Il datore di lavoro può commissionare ad un soggetto terzo delle indagini a carico dei propri dipendenti, nel rispetto di quanto stabilito a tal proposito dallo Statuto dei Lavoratori. Le verifiche, anche ai fini dell’assunzione, non possono riguardare la sfera personale, ed in particolare il credo religioso, l’orientamento politico o l’appartenenza sindacale.Questo tipo di servizio viene generalmente offerto, assieme alla necessaria consulenza legale, da un’agenzia di investigazioni privata specializzata nell’effettuare indagini sui soci e i dipendenti infedeli.

Il mandato di indagine può essere conferito sia dal titolare dell’azienda sia da un legale rappresentante. L’iter investigativo prevede una fase iniziale nella quale gli agenti acquisiscono tutta la documentazione relativa al dipendente (contratto d’assunzione, curriculum e – se disponibili – lettere di referenze); in tal modo, è possibile tracciare un profilo di natura personale e professionale sul quale incentrare le indagini.

La fase successiva è meno analitica e più attiva, in quanto prevede la supervisione del soggetto, una procedura che può essere sia attiva che passiva. Nel primo caso si parla di pedinamento, nel secondo di appostamento. Grazie a questa tecnica, gli investigatori possono acquisire materiale di tipo fotografico e video così da documentare i comportamenti dell’indagato, collocandolo in un preciso contesto di coordinate spazio-temporali. Contestualmente, questa fase di indagine consente anche di scoprire se il dipendente sottoposto ad indagine abbia contatti o rapporti di qualche genere con figure collegate ad aziende o soggetti concorrenti; nel caso emergano riscontri di questo tipo, gli agenti procedono ad ulteriori verifiche, come ad esempio la presenza di una seconda fonte di introito che potrebbe essere riconducibile ad un’attività illecita.

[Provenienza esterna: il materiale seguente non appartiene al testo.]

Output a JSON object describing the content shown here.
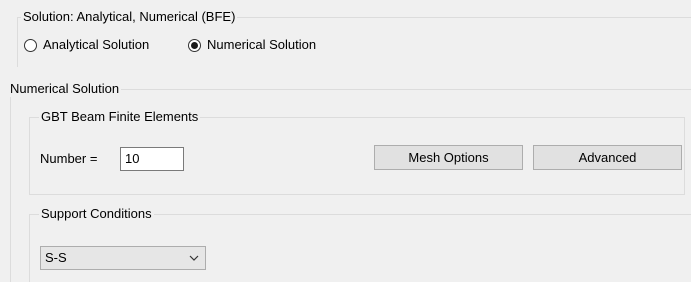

Una volta implementate le procedure d’indagine previste, gli agenti stilano una relazione tecnica finale di carattere riassuntivo all’interno della quale viene illustrato il lavoro svolto e i risultati con esso ottenuti. Il documento viene consegnato al mandante che può utilizzarlo come prova a supporto di un provvedimento disciplinare a carico del dipendente; qualora tale provvedimento si concretizzi in un’interruzione del rapporto di lavoro, il committente delle indagini può presentare anche la relazione investigativa come prova nell’ambito di un procedimento giudiziario.